In questi giorni di lutto per il Cinema italiano con la scomparsa prima di Bernardo Bertolucci, il grande regista di 'Ultimo tango a Parigi' e poi dell'attore Ennio Fantastichini che ha lavorato con registi di grande rilievo, da Virzì a Ferzan Ozpetek, Nanni Moretti chiude il Torino Film Festival con un documentario che ci riporta all'epoca del golpe militare di Pinochet, in Cile, durante il quale l’ambasciata italiana a Santiago, insieme e forse più di altre, si è trasformata in rifugio per centinaia di richiedenti asilo provenienti dal Paese sudamericano.
La narrazione per interviste di quel periodo drammatico apre a molteplici spunti sull’attualità.
La giornata concitata dell’11 settembre 1973, con il bombardamento del Palacio de La Moneda, la morte del presidente democraticamente eletto Salvador Allende e l’insediamento nei giorni a seguire, poi diventati anni, del nuovo esecutivo militare, vengono narrati attraverso il ricordo di alcuni di coloro che furono ospitati e accolti nel nostro Paese, intervistati direttamente da Moretti.
Le testimonianze
Oltre a registi e giornalisti, impegnati a raccontare le difficili condizioni in cui versava la popolazione cilena, a documentare i cambiamenti attuati con l’elezione di Allende, si tratta per lo più di persone comuni, anch’esse militanti e costrette a scappare che hanno lavorato o continuano a lavorare come artigiani, operai e traduttori.
Non mancano due interviste a esponenti militari del golpe, con il loro punto vista, né manca la testimonianza dei diplomatici italiani di allora che si trovarono a dover gestire decine e decine di cileni che, ogni giorno dopo quell'11 settembre, scavalcavano o si gettavano al di là del muro di cinta della nostra ambasciata.
"A un certo punto c’era una tale corsa alle ambasciate da parte di questi cileni che erano impazziti dal terrore e allora saltavano il muro. […] E qui è venuto il mio caso di coscienza […]. Io avevo chiesto al mio ministero di darmi istruzioni su quello che dovevo fare.
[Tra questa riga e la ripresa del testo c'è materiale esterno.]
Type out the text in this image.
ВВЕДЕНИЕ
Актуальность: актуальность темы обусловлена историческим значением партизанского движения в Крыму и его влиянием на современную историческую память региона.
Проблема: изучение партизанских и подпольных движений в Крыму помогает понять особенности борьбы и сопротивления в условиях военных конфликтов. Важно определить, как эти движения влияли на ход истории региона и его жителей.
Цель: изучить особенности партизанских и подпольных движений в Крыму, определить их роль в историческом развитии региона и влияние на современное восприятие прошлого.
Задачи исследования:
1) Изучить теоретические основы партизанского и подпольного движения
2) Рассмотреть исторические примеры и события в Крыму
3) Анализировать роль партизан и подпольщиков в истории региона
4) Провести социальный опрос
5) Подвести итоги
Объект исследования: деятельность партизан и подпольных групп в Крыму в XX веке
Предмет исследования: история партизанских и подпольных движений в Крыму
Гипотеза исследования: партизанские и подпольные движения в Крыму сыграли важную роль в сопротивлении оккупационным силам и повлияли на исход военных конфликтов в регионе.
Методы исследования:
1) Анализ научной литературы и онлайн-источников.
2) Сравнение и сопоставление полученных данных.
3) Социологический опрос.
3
Naturalmente si sono ben guardati dal farlo. E allora io ho deciso di tenerli tutti, di non mandare via nessuno", è il racconto di Piero De Masi che nel 1973 era un giovane funzionario diplomatico ed insieme al collega Roberto Toscano è il testimone che all'epoca dei fatti narrati lavorava nell'ambasciata italiana a Santiago del Cile.
Il drammatico passaggio dal sogno socialista di Allende alla dittatura di Pinochet è ripercorso nei momenti del prima, del durante e del dopo, con le parole e la memoria di chi lo ha vissuto in prima persona, passando spesso per la detenzione e la tortura, fino all’arrivo nel nostro Paese da rifugiati, in un clima di accoglienza e solidarietà.
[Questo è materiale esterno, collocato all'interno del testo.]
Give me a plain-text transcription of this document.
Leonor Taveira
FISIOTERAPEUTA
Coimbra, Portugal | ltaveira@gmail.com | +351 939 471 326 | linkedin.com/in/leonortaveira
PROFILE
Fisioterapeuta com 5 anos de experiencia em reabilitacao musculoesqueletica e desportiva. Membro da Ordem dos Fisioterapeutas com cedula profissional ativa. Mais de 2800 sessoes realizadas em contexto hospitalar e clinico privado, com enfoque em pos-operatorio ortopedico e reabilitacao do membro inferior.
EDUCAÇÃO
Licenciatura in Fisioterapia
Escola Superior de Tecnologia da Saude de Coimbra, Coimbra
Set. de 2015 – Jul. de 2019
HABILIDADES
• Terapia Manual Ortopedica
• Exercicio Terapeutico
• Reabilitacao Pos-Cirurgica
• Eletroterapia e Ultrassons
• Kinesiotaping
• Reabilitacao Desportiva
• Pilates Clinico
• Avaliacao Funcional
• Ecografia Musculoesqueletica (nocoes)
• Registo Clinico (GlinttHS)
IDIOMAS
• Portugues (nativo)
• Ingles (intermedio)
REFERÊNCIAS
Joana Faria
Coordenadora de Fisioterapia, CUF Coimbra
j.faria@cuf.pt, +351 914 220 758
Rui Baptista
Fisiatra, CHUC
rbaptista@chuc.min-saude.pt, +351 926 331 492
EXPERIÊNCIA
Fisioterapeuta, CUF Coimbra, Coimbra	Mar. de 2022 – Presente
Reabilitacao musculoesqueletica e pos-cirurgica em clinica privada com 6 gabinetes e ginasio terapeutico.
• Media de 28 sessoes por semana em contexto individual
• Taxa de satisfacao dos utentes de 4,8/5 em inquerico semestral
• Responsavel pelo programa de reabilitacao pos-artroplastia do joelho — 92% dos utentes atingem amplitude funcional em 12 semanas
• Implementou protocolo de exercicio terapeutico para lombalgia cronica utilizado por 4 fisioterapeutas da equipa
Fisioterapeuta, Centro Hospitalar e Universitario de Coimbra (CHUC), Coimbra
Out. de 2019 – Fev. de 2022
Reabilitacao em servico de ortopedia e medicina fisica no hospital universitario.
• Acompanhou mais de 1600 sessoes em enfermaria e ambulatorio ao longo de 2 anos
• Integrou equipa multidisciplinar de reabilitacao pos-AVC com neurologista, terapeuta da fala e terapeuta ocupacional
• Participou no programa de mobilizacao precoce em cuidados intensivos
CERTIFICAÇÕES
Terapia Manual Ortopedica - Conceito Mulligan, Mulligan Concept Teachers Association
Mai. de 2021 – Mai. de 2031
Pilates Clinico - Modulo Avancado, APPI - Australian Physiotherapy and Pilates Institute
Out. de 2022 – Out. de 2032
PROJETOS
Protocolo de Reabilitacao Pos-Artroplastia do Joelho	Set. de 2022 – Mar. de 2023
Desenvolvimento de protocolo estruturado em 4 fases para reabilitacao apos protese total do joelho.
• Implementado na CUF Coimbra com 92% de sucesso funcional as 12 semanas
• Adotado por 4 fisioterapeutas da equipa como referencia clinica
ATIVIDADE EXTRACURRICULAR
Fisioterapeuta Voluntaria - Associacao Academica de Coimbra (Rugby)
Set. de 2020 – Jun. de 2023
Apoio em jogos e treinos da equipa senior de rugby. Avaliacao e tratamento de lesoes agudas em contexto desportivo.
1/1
L'Italia di ieri e di oggi
Sono, quindi, anche le storie della loro successiva integrazione, avvenuta nella scia di un impegno e di un sentire politico comuni; sono storie di integrazione vera, fatta di compartecipazione e corrispondenza di prospettive e valori prima di tutto, la cui intensità può tornare a scuotere.
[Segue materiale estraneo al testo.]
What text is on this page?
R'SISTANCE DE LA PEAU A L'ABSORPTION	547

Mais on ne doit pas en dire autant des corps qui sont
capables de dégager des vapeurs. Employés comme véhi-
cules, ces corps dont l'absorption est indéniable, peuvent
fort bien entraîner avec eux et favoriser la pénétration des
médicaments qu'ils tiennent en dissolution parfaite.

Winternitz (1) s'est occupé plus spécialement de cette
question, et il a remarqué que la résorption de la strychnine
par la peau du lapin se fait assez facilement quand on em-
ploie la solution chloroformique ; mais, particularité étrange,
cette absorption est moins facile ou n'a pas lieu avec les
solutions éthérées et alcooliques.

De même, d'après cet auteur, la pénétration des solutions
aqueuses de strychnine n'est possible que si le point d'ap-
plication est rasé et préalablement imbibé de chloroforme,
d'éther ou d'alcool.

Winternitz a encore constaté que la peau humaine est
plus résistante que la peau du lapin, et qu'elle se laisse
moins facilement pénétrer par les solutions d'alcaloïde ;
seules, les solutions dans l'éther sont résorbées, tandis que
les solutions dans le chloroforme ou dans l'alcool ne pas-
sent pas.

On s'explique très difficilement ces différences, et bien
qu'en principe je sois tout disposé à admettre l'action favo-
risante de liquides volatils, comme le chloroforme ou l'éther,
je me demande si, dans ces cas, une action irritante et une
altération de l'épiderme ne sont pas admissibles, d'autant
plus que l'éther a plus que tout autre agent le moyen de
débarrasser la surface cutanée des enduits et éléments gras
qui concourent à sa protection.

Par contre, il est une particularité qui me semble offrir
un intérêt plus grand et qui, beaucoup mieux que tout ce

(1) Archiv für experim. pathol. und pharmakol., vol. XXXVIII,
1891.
Quando Moretti chiede ad uno degli intervistati come vede, guardando indietro, gli anni della sua militanza, questi non trova le parole per descriverli e risponde “semplicemente "Belli, perché lottare per garantirsi una vita dignitosa è già molto, ma farlo anche per altri lo è ancora di più”.
Ne esce uno spaccato dell’Italia di un tempo, dell’Italia “piccola”- dal giardino della nostra ambasciata a Santiago e non solo - partecipe della Storia “grande”. Di un’Italia viva, quella di tanti anni fa, degli anni ’70.
Il racconto e le testimonianze di un evento passato diventano una chiave di lettura, inevitabilmente “non imparziale”, delle trasformazioni avvenute in Italia e del suo presente. “Santiago, Italia” sempre più “Italia, Santiago”: dal viaggio di sola andata di molti rifugiati cileni di allora in cerca di futuro ad un altro inverso: dall’Italia al Cile, in cerca del passato e per comprendere il presente.